Ah yes of course. Brain fart on my part. We are not programming the P2PDMA initiator with an IOVA but with the PCI bus address...
By disabling the ACS bits on the intermediate bridges you turn their
address routing from IOVA addresses (which are to be resolved by the
root complex) back to PCI bus addresses (which are resolved locally in
the bridge).
This only works when the IOVA and the PCI bus addresses never overlap.
I'm not sure how the IOVA allocation works but I don't think we
guarantee that on Linux.
So regardless of whether we are using the IOMMU or
not, the packets will be forwarded directly to the peer. If the ACS
Redir bits are on they will be forced back to the RC by the switch and
the transaction will fail. If we clear the ACS bits, the TLPs will go
where we want and everything will work (but we lose the isolation of ACS).
Agreed.
If we really want to enable P2P without ATS and IOMMU enabled I think we
should probably approach it like this:
a) Make double sure that IOVA in an IOMMU group never overlap with PCI
BARs in that group.
b) Add configuration options to put a whole PCI branch of devices (e.g.
a bridge) into a single IOMMU group.
c) Add a configuration option to disable the ACS bit on bridges in the
same IOMMU group.
I agree that we have a rather special case here, but I still find that
approach rather brave and would vote for disabling P2P without ATS when
IOMMU is enabled.
BTW: I can't say anything about other implementations, but at least for
the AMD-IOMMU the transaction won't fail when it is send to the root
complex.
Instead the root complex would send it to the correct device. I already
tested that on an AMD Ryzen with IOMMU enabled and P2P between two GPUs
(but could be that this only works because of ATS).
Regards,
Christian.
For EPs that support ATS, we should (but don't necessarily have to)

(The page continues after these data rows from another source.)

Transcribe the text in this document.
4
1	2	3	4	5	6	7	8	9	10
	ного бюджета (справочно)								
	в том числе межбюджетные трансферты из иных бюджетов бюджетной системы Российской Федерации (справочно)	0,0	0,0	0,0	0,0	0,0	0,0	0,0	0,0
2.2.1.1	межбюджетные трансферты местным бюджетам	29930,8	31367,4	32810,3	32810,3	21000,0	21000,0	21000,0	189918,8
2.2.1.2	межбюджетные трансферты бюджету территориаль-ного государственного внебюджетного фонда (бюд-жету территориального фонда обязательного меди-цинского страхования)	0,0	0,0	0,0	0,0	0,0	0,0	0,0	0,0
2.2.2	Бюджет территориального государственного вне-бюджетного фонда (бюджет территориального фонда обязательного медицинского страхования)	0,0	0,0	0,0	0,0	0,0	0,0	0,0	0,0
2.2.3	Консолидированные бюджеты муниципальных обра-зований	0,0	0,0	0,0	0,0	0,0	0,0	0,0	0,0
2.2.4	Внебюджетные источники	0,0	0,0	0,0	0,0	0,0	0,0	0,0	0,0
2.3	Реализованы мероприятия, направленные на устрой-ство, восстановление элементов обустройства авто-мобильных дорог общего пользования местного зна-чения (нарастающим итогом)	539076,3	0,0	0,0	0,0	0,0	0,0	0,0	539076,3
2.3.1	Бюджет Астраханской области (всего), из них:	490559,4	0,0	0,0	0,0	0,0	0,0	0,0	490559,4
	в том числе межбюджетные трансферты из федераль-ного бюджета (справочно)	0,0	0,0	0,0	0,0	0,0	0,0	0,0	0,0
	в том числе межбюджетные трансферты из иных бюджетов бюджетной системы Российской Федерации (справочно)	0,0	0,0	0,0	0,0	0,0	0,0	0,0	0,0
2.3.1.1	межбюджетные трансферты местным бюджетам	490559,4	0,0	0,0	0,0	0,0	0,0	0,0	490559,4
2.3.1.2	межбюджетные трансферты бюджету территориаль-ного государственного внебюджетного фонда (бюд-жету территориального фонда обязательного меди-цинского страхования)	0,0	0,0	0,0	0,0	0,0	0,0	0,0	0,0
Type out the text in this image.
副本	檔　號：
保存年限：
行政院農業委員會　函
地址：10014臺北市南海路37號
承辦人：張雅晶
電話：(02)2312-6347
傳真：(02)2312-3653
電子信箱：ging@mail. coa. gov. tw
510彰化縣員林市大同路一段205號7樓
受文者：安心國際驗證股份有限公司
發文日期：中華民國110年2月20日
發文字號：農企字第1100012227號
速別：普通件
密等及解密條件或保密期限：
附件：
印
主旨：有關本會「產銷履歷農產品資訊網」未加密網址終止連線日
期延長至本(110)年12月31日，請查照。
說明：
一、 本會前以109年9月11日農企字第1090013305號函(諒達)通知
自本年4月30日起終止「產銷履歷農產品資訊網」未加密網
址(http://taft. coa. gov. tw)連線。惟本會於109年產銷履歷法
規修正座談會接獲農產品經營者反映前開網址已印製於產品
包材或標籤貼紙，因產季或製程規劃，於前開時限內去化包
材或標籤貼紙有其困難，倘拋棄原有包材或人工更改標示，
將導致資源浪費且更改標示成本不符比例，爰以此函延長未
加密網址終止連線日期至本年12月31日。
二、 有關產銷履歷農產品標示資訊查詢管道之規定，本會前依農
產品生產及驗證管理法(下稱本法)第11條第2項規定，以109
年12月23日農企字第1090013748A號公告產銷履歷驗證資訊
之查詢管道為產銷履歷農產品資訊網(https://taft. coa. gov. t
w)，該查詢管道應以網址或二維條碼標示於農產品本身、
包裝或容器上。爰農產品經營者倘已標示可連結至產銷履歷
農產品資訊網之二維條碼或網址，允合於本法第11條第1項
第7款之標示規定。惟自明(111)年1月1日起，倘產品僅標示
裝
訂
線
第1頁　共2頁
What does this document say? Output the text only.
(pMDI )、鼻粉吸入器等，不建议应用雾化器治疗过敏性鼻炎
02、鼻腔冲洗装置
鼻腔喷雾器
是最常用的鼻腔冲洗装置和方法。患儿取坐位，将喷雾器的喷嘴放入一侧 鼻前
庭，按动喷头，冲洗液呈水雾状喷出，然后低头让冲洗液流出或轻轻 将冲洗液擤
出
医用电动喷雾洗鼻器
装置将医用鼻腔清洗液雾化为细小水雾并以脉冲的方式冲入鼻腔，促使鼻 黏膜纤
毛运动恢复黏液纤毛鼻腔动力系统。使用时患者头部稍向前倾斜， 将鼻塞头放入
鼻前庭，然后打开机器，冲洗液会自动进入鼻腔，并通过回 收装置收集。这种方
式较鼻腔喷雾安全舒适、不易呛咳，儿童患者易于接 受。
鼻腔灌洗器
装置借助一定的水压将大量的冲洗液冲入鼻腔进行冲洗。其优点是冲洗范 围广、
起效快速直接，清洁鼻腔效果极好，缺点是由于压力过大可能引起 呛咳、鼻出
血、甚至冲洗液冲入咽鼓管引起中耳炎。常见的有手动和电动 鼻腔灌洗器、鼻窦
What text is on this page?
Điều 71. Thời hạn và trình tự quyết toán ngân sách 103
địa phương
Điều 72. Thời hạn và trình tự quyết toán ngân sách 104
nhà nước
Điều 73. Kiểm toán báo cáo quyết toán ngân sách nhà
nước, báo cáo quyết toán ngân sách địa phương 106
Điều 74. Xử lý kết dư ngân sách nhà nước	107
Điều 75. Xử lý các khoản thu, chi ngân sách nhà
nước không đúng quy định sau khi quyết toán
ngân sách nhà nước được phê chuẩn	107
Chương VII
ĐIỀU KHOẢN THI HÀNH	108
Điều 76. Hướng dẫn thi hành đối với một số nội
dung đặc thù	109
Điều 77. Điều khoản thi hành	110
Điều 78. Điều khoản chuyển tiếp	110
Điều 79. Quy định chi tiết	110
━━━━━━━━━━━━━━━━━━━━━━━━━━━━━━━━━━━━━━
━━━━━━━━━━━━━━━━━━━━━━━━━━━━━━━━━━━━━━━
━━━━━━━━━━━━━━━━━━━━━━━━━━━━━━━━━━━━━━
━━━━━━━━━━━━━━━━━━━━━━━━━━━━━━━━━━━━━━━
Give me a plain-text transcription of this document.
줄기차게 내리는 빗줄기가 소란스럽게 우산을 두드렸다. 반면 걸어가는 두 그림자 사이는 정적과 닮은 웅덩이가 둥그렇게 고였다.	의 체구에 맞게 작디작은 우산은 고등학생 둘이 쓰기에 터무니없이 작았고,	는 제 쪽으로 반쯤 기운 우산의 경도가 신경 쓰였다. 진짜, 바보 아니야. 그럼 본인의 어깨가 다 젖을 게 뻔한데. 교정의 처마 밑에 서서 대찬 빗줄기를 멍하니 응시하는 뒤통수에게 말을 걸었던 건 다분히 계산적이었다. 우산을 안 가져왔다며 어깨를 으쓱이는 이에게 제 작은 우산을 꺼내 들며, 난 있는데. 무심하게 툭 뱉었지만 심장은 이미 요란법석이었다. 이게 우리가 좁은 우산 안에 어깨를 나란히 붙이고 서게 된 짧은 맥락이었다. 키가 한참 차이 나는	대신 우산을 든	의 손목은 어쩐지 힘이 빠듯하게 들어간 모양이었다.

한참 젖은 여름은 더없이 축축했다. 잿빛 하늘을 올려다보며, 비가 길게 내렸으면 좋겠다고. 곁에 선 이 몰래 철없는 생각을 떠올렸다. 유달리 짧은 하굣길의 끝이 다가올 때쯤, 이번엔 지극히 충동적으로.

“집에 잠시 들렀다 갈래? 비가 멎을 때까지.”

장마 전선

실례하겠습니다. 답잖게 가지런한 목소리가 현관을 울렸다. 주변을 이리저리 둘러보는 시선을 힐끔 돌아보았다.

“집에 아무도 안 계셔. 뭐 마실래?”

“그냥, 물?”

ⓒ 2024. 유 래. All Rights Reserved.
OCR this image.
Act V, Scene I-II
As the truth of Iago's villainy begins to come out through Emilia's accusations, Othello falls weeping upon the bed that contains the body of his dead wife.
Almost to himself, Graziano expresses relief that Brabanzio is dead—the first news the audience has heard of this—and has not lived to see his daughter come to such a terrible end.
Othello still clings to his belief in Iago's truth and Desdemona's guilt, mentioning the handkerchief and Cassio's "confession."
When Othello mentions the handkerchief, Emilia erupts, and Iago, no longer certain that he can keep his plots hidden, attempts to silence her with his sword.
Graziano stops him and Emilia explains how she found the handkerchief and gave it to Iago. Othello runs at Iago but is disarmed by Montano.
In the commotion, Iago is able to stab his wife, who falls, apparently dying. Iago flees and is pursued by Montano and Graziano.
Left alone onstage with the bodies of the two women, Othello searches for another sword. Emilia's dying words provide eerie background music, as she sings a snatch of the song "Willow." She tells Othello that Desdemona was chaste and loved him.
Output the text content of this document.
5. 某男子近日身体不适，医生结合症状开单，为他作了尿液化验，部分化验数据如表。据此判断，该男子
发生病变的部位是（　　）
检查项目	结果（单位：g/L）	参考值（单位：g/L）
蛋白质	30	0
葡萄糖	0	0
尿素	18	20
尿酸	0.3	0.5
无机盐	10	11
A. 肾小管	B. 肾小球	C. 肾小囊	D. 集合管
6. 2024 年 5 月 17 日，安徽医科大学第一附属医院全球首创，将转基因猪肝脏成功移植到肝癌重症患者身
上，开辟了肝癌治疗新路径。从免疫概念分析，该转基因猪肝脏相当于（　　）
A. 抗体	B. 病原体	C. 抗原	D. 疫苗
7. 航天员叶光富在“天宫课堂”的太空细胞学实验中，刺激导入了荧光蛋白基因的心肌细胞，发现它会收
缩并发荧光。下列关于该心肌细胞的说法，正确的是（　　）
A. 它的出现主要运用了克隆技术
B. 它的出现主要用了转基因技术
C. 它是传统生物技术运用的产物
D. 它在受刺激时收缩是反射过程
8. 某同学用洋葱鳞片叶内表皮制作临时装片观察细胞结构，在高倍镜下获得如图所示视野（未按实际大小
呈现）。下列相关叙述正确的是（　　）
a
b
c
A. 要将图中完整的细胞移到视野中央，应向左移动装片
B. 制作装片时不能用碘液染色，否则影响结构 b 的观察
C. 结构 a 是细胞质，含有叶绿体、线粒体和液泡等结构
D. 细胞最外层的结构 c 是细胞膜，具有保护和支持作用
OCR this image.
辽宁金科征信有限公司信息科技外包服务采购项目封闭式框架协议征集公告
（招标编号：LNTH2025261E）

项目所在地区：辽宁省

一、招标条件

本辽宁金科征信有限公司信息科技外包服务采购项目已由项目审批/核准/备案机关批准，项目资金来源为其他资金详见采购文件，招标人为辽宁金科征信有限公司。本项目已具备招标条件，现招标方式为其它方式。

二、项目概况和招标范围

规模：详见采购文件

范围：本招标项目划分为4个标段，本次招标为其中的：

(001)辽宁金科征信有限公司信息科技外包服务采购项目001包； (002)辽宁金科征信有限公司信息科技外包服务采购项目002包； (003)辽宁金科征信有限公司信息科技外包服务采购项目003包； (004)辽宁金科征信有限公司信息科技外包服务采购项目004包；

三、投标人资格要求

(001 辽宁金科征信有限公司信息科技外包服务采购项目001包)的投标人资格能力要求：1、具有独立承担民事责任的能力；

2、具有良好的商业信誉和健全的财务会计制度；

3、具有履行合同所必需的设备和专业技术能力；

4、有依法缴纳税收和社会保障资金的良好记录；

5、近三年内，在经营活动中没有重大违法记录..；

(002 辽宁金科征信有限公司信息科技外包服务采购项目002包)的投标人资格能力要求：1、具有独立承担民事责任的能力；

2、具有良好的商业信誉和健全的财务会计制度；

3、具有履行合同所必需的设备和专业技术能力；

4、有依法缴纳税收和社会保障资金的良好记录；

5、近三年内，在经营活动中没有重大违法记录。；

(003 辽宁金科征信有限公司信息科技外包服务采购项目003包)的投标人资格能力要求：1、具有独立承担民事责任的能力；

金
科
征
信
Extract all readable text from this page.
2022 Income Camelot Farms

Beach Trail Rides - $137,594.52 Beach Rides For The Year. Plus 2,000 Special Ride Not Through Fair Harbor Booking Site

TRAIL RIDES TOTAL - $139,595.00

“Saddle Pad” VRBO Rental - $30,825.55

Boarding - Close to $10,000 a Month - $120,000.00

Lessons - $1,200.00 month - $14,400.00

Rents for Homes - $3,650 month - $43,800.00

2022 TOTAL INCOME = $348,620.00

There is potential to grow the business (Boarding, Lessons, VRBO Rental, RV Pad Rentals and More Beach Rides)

program them with the IOVA address so they can go through the
translation process which will allow P2P without disabling the ACS Redir
bits -- provided the ACS direct translation bit is set. (And btw, if it
is, then we lose the benefit of ACS protecting against malicious EPs).
But, per above, the ATS transaction should involve only the IOVA address
so the ACS bits not being set should not break ATS.
Well we would still have to clear some ACS bits but now we can clear only for translated addresses.
We don't have to clear the ACS Redir bits as we did in the first case.
We just have to make sure the ACS Direct Translated bit is set.